Correlation between sarcopenia and esophageal cancer: a narrative review.
Li, S, Xie, K, Xiao, X, Xu, P, Tang, M, Li, D
World journal of surgical oncology. 2024;(1):27
Abstract
BACKGROUND In recent years, the research on the relationship between sarcopenia before and after the treatment of esophageal cancer, as well as its impact on prognosis of esophageal cancer, has increased rapidly, which has aroused people's attention to the disease of patients with esophageal cancer complicated with sarcopenia.

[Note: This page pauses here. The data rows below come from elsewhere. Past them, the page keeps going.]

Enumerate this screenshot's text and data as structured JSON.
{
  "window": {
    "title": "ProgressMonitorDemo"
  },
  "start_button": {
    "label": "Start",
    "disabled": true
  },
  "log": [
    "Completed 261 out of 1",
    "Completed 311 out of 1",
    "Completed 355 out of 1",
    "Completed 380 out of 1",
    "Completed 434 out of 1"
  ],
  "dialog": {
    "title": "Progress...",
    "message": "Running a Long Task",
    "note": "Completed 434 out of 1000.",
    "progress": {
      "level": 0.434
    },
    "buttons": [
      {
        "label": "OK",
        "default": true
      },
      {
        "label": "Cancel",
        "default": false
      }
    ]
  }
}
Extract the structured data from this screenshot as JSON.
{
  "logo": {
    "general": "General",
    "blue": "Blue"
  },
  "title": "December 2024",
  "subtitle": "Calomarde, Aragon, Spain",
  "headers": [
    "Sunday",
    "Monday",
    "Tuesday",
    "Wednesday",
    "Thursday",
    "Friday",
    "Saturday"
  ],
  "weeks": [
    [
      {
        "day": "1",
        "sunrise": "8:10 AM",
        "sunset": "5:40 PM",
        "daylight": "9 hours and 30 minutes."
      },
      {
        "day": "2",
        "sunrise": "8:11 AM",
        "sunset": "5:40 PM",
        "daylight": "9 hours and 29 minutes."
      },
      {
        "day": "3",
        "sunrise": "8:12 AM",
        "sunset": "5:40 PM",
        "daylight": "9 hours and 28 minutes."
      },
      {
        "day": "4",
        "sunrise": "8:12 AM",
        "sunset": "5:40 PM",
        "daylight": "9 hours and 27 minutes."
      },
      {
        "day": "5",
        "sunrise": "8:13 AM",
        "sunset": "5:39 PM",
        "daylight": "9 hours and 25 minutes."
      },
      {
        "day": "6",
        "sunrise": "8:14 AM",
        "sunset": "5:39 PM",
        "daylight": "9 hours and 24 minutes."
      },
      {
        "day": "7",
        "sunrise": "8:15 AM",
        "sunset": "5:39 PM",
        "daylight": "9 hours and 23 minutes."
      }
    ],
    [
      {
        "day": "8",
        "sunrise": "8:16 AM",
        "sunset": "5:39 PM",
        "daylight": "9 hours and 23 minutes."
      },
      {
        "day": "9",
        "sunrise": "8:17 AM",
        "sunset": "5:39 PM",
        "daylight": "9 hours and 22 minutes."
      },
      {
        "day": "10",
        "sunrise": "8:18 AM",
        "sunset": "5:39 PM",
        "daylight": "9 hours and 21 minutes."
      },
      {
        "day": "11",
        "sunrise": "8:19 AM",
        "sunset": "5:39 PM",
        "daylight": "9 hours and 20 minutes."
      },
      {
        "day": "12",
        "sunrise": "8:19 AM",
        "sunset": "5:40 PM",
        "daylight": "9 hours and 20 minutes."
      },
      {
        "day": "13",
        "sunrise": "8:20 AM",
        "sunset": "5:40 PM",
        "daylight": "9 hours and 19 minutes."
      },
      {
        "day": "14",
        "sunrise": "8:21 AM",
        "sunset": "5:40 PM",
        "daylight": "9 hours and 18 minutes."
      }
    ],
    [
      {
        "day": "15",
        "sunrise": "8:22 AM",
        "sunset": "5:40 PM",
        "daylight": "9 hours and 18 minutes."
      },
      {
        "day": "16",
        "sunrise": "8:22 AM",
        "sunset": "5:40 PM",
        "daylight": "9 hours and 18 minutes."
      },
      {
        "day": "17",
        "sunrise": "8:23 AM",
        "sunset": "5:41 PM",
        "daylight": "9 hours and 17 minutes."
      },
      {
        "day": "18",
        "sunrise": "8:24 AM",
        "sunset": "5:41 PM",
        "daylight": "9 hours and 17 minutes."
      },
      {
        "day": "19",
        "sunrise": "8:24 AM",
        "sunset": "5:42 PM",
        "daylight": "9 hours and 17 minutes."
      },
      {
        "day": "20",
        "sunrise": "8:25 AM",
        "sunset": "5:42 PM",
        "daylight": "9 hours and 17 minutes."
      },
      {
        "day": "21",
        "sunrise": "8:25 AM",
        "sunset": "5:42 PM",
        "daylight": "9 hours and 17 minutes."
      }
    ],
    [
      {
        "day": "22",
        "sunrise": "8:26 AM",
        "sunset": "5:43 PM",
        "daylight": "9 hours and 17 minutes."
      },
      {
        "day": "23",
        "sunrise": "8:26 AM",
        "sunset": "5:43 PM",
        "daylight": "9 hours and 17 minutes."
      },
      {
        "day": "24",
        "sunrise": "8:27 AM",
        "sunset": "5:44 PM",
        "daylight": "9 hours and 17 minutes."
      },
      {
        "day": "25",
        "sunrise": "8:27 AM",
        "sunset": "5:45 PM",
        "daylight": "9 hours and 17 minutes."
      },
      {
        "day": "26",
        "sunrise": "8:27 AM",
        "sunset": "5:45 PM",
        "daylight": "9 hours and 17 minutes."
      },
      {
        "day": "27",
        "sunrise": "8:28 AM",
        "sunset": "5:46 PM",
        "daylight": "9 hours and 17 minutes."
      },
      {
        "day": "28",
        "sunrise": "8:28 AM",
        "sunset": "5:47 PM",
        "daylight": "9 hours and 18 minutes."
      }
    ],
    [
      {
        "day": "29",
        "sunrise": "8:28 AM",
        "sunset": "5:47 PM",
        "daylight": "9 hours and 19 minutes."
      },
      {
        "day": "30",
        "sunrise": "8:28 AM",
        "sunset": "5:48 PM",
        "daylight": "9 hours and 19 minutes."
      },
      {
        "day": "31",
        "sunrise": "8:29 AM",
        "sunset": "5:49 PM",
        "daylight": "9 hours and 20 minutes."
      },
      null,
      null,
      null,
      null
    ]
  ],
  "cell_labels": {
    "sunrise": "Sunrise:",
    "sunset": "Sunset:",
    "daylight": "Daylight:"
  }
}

This review examines the prevalence of sarcopenia in patients with esophageal cancer, as well as the relationship between sarcopenia (before and after surgery or chemotherapy) and prognosis in patients with esophageal cancer. Moreover, we summarized the potential pathogenesis of sarcopenia and pharmacologic and non-pharmacologic therapies. METHODS A narrative review was performed in PubMed and Web of Science using the keywords ("esophageal cancer" or "esophageal neoplasm" or "neoplasm, esophageal" or "esophagus neoplasm" or "esophagus neoplasms" or "neoplasm, esophagus" or "neoplasms, esophagus" or "neoplasms, esophageal" or "cancer of esophagus" or "cancer of the esophagus" or "esophagus cancer" or "cancer, esophagus" or "cancers, esophagus" or "esophagus cancers" or "esophageal cancer" or "cancer, esophageal" or "cancers, esophageal" or "esophageal cancers") and ("sarcopenia" or "muscular atrophy" or "aging" or "senescence" or "biological aging" or "aging, biological" or "atrophies, muscular" or "atrophy, muscular" or "muscular atrophies" or "atrophy, muscle" or "atrophies, muscle" or "muscle atrophies"). Studies reporting relationship between sarcopenia and esophageal cancer were analyzed. RESULTS The results of the review suggest that the average prevalence of sarcopenia in esophageal cancer was 46.3% ± 19.6% ranging from 14.4 to 81% and sarcopenia can be an important predictor of poor prognosis in patients with esophageal cancer. Patients with esophageal cancer can suffer from sarcopenia due to their nutritional deficiencies, reduced physical activity, chemotherapy, and the effects of certain inflammatory factors and pathways. When classic diagnostic values for sarcopenia such as skeletal muscle index (SMI) are not available clinically, it is also feasible to predict esophageal cancer prognosis using simpler metrics, such as calf circumference (CC), five-count sit-up test (5-CST), and six-minute walk distance (6MWD). CONCLUSIONS Identifying the potential mechanism of sarcopenia in patients with esophageal cancer and implementing appropriate interventions may hold the key to improving the prognosis of these patients.